Meatgrinder was clean. There is one log that really is not in play next the huge roadside boulder. The rest had no wood issues. Felt like a big water run after OBJ...all 550 cfs. If I lived in Carbondale I would be lapping that baby


----------



## T-Boss (Sep 17, 2008)

ya saw that big log, thats right in the line i know to run, did you run right of log/ big rock? there's also a log sticking out, slightly submerged few drops down around the corner, looked like could go right over it but was little hesitant, good info though thanks


----------



## JDHOG72 (Jul 18, 2007)

Went right of the log/rock. Did not notice any other wood in the main flow.


----------



## Crazy Nate (Aug 29, 2008)

T-Boss said:


> ya saw that big log, thats right in the line i know to run, did you run right of log/ big rock? there's also a log sticking out, slightly submerged few drops down around the corner, looked like could go right over it but was little hesitant, good info though thanks


Bank pulled the slightly submerged log out but it wouldn't have been in the play anyway. We ran the drop with the log bridge (first one?) down the center which went really clean. The line we took was between the center rock and the one slightly down stream then down the center chanel. I'd call it 5 star. we did 4 laps. Reminded me of cherry creek of the toualumne colorado style!


----------



## elcamino (Sep 8, 2009)

Is anyone gonna be there Monday? The weather tomorrow looks nasty but Sunday and Monday look sweet.


----------



## STOUTMF (May 8, 2011)

*obj*

I will be there on Monday Tuesday if you want to jump on it! Josh @530-308-5771


----------



## elcamino (Sep 8, 2009)

Yeah man I'll paddle with you on Monday. I'll give you a call tomorrow


----------



## JP Griffith (Sep 7, 2010)

Are cars able to drive across OBJ for shuttle this year? And how are the other three looking? Planning on being up there this Thursday and Friday.


----------



## ACC (Oct 30, 2003)

FloRida-Low - YouTube


----------



## elcamino (Sep 8, 2009)

JP Griffith said:


> Are cars able to drive across OBJ for shuttle this year? And how are the other three looking? Planning on being up there this Thursday and Friday.
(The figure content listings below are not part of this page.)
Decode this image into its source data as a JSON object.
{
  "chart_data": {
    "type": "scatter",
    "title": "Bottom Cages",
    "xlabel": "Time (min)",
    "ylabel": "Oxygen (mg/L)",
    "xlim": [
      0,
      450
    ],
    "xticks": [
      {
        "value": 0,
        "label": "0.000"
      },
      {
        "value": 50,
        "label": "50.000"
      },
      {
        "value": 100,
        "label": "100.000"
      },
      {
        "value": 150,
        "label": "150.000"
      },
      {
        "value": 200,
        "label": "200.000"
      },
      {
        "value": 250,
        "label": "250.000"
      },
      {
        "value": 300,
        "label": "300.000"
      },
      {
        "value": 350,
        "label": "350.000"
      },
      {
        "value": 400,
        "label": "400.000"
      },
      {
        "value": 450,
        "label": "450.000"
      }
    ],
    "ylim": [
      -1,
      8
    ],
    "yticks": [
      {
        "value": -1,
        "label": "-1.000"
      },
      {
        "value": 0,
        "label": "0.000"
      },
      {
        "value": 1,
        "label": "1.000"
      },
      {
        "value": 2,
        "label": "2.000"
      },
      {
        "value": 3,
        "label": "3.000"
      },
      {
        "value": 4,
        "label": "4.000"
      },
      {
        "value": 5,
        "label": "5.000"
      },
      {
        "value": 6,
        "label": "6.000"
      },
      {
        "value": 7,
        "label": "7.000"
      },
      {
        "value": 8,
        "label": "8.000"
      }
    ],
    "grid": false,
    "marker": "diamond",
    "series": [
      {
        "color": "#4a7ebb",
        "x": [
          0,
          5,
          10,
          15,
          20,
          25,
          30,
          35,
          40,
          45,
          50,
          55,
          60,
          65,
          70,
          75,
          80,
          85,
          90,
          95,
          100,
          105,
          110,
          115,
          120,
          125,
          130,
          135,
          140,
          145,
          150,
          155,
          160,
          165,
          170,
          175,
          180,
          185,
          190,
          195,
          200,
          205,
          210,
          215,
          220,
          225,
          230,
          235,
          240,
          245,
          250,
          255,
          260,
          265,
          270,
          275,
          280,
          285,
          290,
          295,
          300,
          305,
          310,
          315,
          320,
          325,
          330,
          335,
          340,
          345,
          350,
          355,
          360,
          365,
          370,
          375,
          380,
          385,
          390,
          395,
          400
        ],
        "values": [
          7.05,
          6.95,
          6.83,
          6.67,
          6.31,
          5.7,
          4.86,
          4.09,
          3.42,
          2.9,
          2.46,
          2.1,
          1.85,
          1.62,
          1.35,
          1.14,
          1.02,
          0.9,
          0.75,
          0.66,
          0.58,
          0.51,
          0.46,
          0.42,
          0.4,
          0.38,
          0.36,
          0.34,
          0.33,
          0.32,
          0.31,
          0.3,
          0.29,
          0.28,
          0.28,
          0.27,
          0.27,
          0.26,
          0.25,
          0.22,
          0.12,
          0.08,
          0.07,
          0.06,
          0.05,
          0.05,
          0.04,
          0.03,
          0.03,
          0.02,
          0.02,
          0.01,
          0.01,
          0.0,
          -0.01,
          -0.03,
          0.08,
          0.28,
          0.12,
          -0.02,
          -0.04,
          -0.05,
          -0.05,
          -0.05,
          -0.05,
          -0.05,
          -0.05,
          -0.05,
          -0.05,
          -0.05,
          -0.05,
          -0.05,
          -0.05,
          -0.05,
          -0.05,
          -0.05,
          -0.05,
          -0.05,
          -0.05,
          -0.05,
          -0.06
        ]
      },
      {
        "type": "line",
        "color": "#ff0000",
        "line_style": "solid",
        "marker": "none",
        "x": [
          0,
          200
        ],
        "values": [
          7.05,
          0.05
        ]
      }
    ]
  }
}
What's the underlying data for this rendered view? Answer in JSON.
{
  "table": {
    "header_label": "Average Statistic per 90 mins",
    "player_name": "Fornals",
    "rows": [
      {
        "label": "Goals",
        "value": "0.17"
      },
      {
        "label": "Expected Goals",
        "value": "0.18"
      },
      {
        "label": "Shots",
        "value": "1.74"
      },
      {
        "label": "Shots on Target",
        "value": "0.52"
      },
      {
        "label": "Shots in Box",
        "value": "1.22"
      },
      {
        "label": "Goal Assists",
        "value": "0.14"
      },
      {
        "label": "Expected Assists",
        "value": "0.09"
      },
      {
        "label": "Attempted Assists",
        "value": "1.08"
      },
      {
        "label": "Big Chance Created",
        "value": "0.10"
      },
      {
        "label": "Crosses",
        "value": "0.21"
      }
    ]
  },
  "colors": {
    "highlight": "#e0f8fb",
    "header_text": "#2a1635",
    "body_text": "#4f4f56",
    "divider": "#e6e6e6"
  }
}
Yep you can drive across no problem so no hike. Ran Daisy and East, East was really low and the 20 footer on Daisy was marginal but 2 guys ran it. The rest of Daisy is manky but ok and Slate is, you guessed it, low as hell


----------



## ricoswagga (Mar 30, 2009)

Yep, take what you can get while it's here. Looks like tomorrow will be prime with the warm temps. Gonna get some laps in the afternoon with high hopes for medium...


----------